Melonguane, BERITASULUT.co.id – Awal tahun 2022 ini, kasus demam berdarah dengue (DBD) mengintai masyarakat di Kabupaten Kepulauan Talaud.
Data didapat dari Dinas Kesehatan (Dinkes) Talaud, untuk tahun 2021 lalu terjadi 94 kasus. Sedangkan di 2022, Januari hingga Februari sudah ada 48 kasus.
Atau kalau dihitung rata-rata, di 2021 setiap bulannya terjadi antara tujuh hingga delapan kasus DBD. Sedangkan di awal 2022, rata-rata 24 kasus perbulan dan bisa meningkat jika tidak ditanggulangi sejak dini.

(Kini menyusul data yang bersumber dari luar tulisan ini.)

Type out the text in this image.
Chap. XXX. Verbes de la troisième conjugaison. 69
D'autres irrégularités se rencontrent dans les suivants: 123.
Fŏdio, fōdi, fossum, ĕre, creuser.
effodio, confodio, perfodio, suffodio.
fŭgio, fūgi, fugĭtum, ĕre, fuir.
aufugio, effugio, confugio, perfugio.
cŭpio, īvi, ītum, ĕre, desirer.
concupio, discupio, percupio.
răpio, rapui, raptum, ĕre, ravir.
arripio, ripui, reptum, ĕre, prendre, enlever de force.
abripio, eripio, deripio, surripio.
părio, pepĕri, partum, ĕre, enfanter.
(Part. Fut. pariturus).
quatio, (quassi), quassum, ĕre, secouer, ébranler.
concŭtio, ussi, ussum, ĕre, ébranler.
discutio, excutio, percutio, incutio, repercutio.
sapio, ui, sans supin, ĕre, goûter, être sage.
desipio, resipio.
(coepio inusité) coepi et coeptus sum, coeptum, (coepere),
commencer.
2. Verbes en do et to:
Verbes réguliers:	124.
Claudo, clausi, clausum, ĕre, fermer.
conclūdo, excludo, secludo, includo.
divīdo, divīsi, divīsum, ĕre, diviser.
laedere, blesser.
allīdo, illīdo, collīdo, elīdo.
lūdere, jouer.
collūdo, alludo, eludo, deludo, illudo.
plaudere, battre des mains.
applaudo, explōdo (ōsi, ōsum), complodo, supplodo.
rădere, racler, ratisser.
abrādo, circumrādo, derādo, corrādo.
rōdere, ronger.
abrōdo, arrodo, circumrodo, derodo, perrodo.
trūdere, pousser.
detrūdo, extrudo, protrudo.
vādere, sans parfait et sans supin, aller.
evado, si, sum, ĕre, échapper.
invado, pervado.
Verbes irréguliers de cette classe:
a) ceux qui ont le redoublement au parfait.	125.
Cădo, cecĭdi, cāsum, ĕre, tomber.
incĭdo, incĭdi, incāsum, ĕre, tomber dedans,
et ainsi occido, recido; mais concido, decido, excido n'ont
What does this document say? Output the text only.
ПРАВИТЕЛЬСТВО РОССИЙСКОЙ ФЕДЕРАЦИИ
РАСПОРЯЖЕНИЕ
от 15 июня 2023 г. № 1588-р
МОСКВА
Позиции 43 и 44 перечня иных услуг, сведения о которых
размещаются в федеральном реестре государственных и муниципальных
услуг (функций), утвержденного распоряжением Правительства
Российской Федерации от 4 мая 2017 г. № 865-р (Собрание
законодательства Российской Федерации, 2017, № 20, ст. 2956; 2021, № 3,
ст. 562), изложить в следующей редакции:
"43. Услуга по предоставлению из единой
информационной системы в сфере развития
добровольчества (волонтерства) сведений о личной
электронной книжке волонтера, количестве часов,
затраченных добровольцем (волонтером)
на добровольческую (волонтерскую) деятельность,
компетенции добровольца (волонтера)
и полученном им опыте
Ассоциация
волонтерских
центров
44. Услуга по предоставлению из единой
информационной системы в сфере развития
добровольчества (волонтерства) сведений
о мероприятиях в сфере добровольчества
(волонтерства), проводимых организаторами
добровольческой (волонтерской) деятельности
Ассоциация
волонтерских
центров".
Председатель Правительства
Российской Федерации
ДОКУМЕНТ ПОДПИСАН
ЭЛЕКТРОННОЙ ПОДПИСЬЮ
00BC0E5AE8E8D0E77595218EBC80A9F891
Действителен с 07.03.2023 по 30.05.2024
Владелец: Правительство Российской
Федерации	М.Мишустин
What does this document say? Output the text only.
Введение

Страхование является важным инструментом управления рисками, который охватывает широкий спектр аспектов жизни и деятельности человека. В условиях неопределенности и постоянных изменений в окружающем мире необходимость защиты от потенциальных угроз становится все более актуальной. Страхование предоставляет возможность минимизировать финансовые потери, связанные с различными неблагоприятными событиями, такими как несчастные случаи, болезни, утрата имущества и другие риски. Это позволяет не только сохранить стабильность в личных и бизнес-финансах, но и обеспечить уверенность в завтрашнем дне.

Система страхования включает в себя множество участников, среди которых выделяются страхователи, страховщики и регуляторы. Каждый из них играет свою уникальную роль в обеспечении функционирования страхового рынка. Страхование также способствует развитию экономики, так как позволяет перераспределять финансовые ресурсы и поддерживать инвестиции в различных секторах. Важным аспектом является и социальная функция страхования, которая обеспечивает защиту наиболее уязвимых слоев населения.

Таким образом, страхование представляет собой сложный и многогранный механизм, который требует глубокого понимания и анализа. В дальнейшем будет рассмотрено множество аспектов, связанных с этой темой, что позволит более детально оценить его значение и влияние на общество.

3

Sebab, perjalanan 2022 masih panjang.
“Untuk 2022, kasus DBD di Januari ada 26 kasus dan Februari 22 kasus. Dan dari dua bulan ini, ada satu kasus meninggal,” tutur Kepala Dinkes Kerry Monangin, Senin (14/03/2022).
Dikatakannya, DBD sejatinya disebabkan terpenuhinya tiga aspek. Yakni virus dengue, nyamuk aedes agypti sebagai vektor virus dan manusia sebagai tempat perkembangan virus.
“Kalau misalnya ada virus tapi tidak ada nyamuknya (vektor) maka tidak akan terjadi kasus DBD. Sebab penularannya harus melalui gigitan nyamuk Aedes Agypti, begitu juga sebaliknya,” ujarnya.
Atas hal tersebut, Monangin mengimbau seluruh pihak, khususnya masyarakat; meski di masa pandemi Covid-19, untuk tetap memperhatikan potensi terjadinya kasus DBD.
“Terlebih di masa penghujan seperti saat ini, berkembangbiak nyamuk sangat cepat,” katanya.
Monangin juga mengingatkan untuk selalu melakukan tindakan antisipatif jentik nyamuk dengan 3M.
“Kita harus menguras bak mandi, menutup tempat penampungan air dan mengubur barang bekas. Begitu juga jika terjadi gejala panas atau demam, agar segera memeriksakan diri ke fasilitas kesehatan terdekat,” ungkapnya.
Intinya jangan panik tapi tetap waspada dan lakukan 3M sebagai langkah antisipatif jentik nyamuk.